Calvin himself said we must do everything possible to draw people to God. So he urged diligence in faithful gospel preaching, with zeal and burning desire so that everyone would be saved. (See his sermons on the book of Acts).
Calvinist William Carey is often called “the father of modern missions movement.” Carey urged his fellow Christians to “exert themselves to the utmost “ in fulfilling the Great Commission.
Calvinist John Bunyan pleaded with the people of his day to “flee from the wrath to come.”
Calvinist pastor and theologian Jonathan Edwards pleaded with people to flee hell and cherish heaven. He said, “Sinners. . . . should be earnestly invited to come and accept of a Savior, and yield their hearts unto him, with all the winning, encouraging arguments for them…that the Gospel affords.”
Calvinist pastor Charles Spurgeon urged people as he preached. He did not just present them mere information. He pleaded with them. He once said, “If there be any one point in which the Christian church ought to keep its fervor at white heat, it is concerning missions. If there be anything about which we cannot tolerate lukewarmness, it is the matter of sending the gospel to a dying world.”

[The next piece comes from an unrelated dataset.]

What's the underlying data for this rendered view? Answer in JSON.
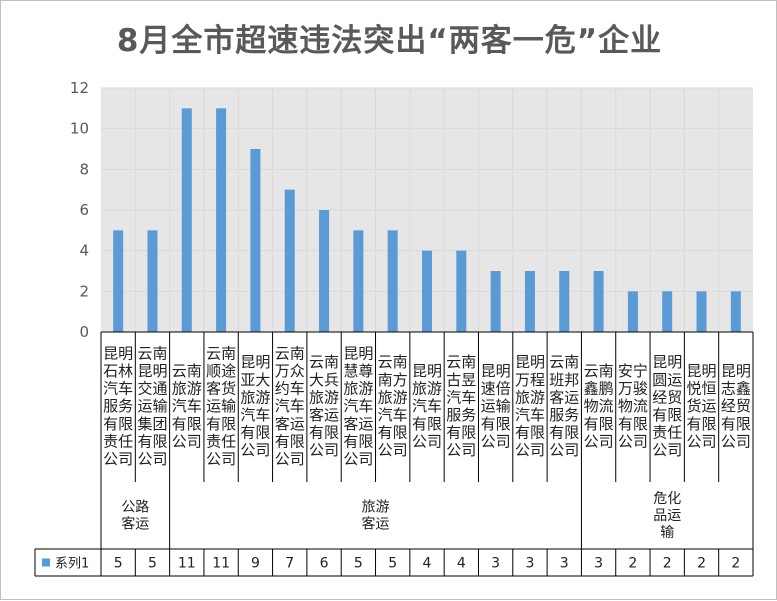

Some may find it interesting that the founder and first president of Reformed Theological Seminary—Sam Patterson—was not a theologian, but an evangelist. Like myself, he understood that the God who ordained the ends of salvation, also ordained the means by which we are saved. Those chosen means include obedience, prayer, evangelism, missions, loving service, and urgent declarations of the gospel.
It is for all these reasons that I, as a president of a Reformed seminary, want to commit myself to help fulfilling the Great Commission, and want us to be a gospel driven seminary that prepares pastors and leaders for the global church of the twenty first century.